As Australian capital cities continue on their vertical trajectory, more and more of us are adapting to apartment living. But living in such close proximity to our neighbours can create a noisy dilemma. In today’s blog, Think Property & Co delve deep into communal living and ask what’s really not okay when it comes to neighbourly noise.
The amount of noise disturbance you’ll experience as an apartment resident depends on how your building was constructed, where your apartment is placed, and ultimately, who moves in next door/downstairs/upstairs.
Common noise complaints in apartment blocks include late night music, screaming children, stomping feet, loud voices and any amalgamation of bumping, thumping and banging. So where do we draw the line?
Acceptable Noise vs Unacceptable Noise
Particularly in newer apartments, some construction materials lend themselves to noise transfer between apartments – yes, it’s a pain. Understanding what type of natural noise will travel in your building is the first step to deeming what’s acceptable.
In thinner walled buildings, it’s not uncommon to hear a murmur from next door during an argument, or a bump here and there when cupboards are opened and closed. It’s when noise goes beyond this natural volume or duration that things get complicated.
While closing a cupboard or running to the door in a rush may be a natural part of life, continuing to do so repeatedly may be concerning your neighbours – particularly those downstairs.
Timing Is Everything
Most apartment residents will agree that it’s when sleep is disturbed that noise really becomes an issue. Sure, banging and booming during the your favourite reality TV show isn’t ideal, but the real troubles come when sleep is interrupted during all hours of the night.

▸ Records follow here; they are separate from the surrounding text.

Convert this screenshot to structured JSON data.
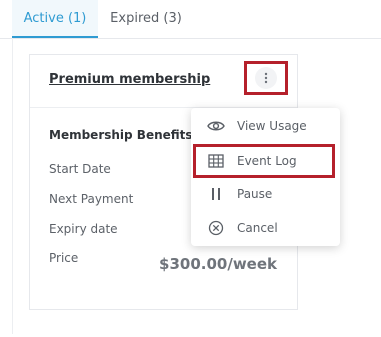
{
  "tabs": [
    {
      "label": "Active (1)",
      "active": true
    },
    {
      "label": "Expired (3)",
      "active": false
    }
  ],
  "card": {
    "title": "Premium membership",
    "fields": [
      {
        "label": "Membership Benefits"
      },
      {
        "label": "Start Date"
      },
      {
        "label": "Next Payment"
      },
      {
        "label": "Expiry date"
      },
      {
        "label": "Price"
      }
    ],
    "price": "$300.00/week"
  },
  "menu": {
    "items": [
      {
        "label": "View Usage",
        "icon": "eye-icon"
      },
      {
        "label": "Event Log",
        "icon": "table-icon"
      },
      {
        "label": "Pause",
        "icon": "pause-icon"
      },
      {
        "label": "Cancel",
        "icon": "cancel-icon"
      }
    ]
  },
  "colors": {
    "accent": "#2f9bd2",
    "highlight_outline": "#b5202b"
  }
}
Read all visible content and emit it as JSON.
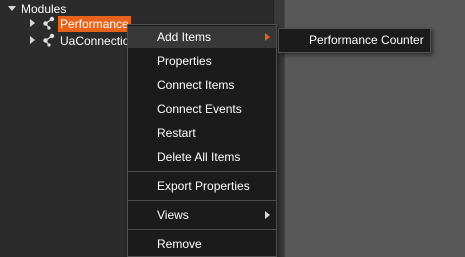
{
  "tree": {
    "root_label": "Modules",
    "children": [
      {
        "label": "Performance",
        "selected": true
      },
      {
        "label": "UaConnectio",
        "selected": false
      }
    ],
    "node_icon": "module-node-icon",
    "expander_icons": [
      "chevron-down-icon",
      "chevron-right-icon"
    ],
    "selection_color": "#e9621a"
  },
  "context_menu": {
    "items": [
      {
        "label": "Add Items",
        "has_submenu": true,
        "highlighted": true
      },
      {
        "label": "Properties"
      },
      {
        "label": "Connect Items"
      },
      {
        "label": "Connect Events"
      },
      {
        "label": "Restart"
      },
      {
        "label": "Delete All Items"
      },
      {
        "label": "Export Properties"
      },
      {
        "label": "Views",
        "has_submenu": true
      },
      {
        "label": "Remove"
      }
    ],
    "submenu_arrow_colors": {
      "active": "#e9621a",
      "normal": "#d8d8d8"
    }
  },
  "submenu": {
    "items": [
      {
        "label": "Performance Counter"
      }
    ]
  }
}
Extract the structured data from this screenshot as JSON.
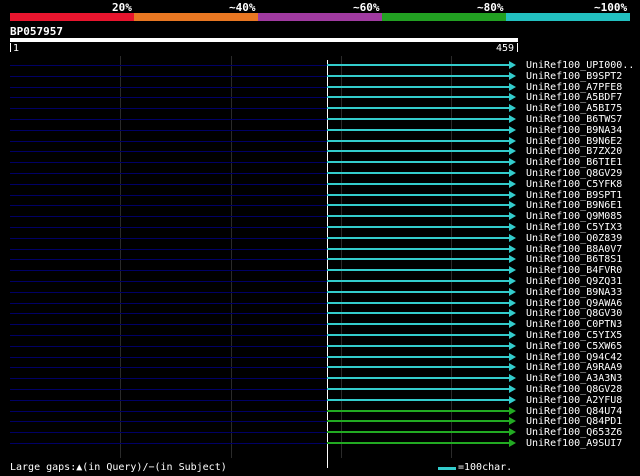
{
  "identity_scale": {
    "labels": [
      "20%",
      "~40%",
      "~60%",
      "~80%",
      "~100%"
    ],
    "colors": [
      "#e8152e",
      "#e87722",
      "#a03aa0",
      "#22a022",
      "#22c0c0"
    ]
  },
  "query": {
    "id": "BP057957",
    "start": "1",
    "end": "459"
  },
  "hits": [
    {
      "label": "UniRef100_UPI000..",
      "color": "#3cc"
    },
    {
      "label": "UniRef100_B9SPT2",
      "color": "#3cc"
    },
    {
      "label": "UniRef100_A7PFE8",
      "color": "#3cc"
    },
    {
      "label": "UniRef100_A5BDF7",
      "color": "#3cc"
    },
    {
      "label": "UniRef100_A5BI75",
      "color": "#3cc"
    },
    {
      "label": "UniRef100_B6TWS7",
      "color": "#3cc"
    },
    {
      "label": "UniRef100_B9NA34",
      "color": "#3cc"
    },
    {
      "label": "UniRef100_B9N6E2",
      "color": "#3cc"
    },
    {
      "label": "UniRef100_B7ZX20",
      "color": "#3cc"
    },
    {
      "label": "UniRef100_B6TIE1",
      "color": "#3cc"
    },
    {
      "label": "UniRef100_Q8GV29",
      "color": "#3cc"
    },
    {
      "label": "UniRef100_C5YFK8",
      "color": "#3cc"
    },
    {
      "label": "UniRef100_B9SPT1",
      "color": "#3cc"
    },
    {
      "label": "UniRef100_B9N6E1",
      "color": "#3cc"
    },
    {
      "label": "UniRef100_Q9M085",
      "color": "#3cc"
    },
    {
      "label": "UniRef100_C5YIX3",
      "color": "#3cc"
    },
    {
      "label": "UniRef100_Q0Z839",
      "color": "#3cc"
    },
    {
      "label": "UniRef100_B8A0V7",
      "color": "#3cc"
    },
    {
      "label": "UniRef100_B6T8S1",
      "color": "#3cc"
    },
    {
      "label": "UniRef100_B4FVR0",
      "color": "#3cc"
    },
    {
      "label": "UniRef100_Q9ZQ31",
      "color": "#3cc"
    },
    {
      "label": "UniRef100_B9NA33",
      "color": "#3cc"
    },
    {
      "label": "UniRef100_Q9AWA6",
      "color": "#3cc"
    },
    {
      "label": "UniRef100_Q8GV30",
      "color": "#3cc"
    },
    {
      "label": "UniRef100_C0PTN3",
      "color": "#3cc"
    },
    {
      "label": "UniRef100_C5YIX5",
      "color": "#3cc"
    },
    {
      "label": "UniRef100_C5XW65",
      "color": "#3cc"
    },
    {
      "label": "UniRef100_Q94C42",
      "color": "#3cc"
    },
    {
      "label": "UniRef100_A9RAA9",
      "color": "#3cc"
    },
    {
      "label": "UniRef100_A3A3N3",
      "color": "#3cc"
    },
    {
      "label": "UniRef100_Q8GV28",
      "color": "#3cc"
    },
    {
      "label": "UniRef100_A2YFU8",
      "color": "#3cc"
    },
    {
      "label": "UniRef100_Q84U74",
      "color": "#2a2"
    },
    {
      "label": "UniRef100_Q84PD1",
      "color": "#2a2"
    },
    {
      "label": "UniRef100_Q653Z6",
      "color": "#2a2"
    },
    {
      "label": "UniRef100_A9SUI7",
      "color": "#2a2"
    }
  ],
  "footer": {
    "gaps_text": "Large gaps:▲(in Query)/−(in Subject)",
    "legend_text": "=100char."
  }
}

Whether you’re making the noise or you’re considering complaining about a neighbour, take note of the timings of your disturbances. After 7am and before 10pm is generally a reasonable time to be moving around your home, but if noise is keeping you up at night, you may have a case.
Note down the times noises are bothering you, to allow you to take a practical look at how much disturbance you’re really experiencing.
What About Noise From Children?
The rise of apartment living has left families behind. With few buildings designed to house multiple children, many parents are left feeling guilty about the noises traveling to their neighbours’ homes. The fact is, children are noisy – it’s establishing what is normal child noise and what can be prevented that’s the challenge.
If you’re a resident troubled by noise coming from nearby babies or children, you’re probably best placed having a friendly conversation with the family. Noise from children is often unavoidable, so making a formal complaint may only make tensions worse. If your sleep is being disrupted, investing in a quality pair of ear plugs may give you the relief you need.
Avoiding Noise in Apartments
When choosing to live in an apartment, noise may not factor into your decision making until it’s too late. Before you move in, consider the placement of the apartment and look into ways sound could travel. Older buildings with more solid brick walls may reduce the risk of sound traveling into your apartment, and choosing a top-floor property with nobody above you can minimise the chance of footsteps waking you on a Sunday. Also take note of how many walls are shared with other apartments. The more shared walls, the greater the risk of noisey nuisances.
Handling Noise Disputes
The first step in any noise complaint should always be to work it out between you. Formalising any issues can often make things worse, and if nothing else, make it very awkward in the hallway! Before you approach landlords, property managers or dispute resolution body, see what you can arrange yourselves, to save time and money down the line. If you can’t reach an agreement mediation or more serious action may be required to settle the conflict.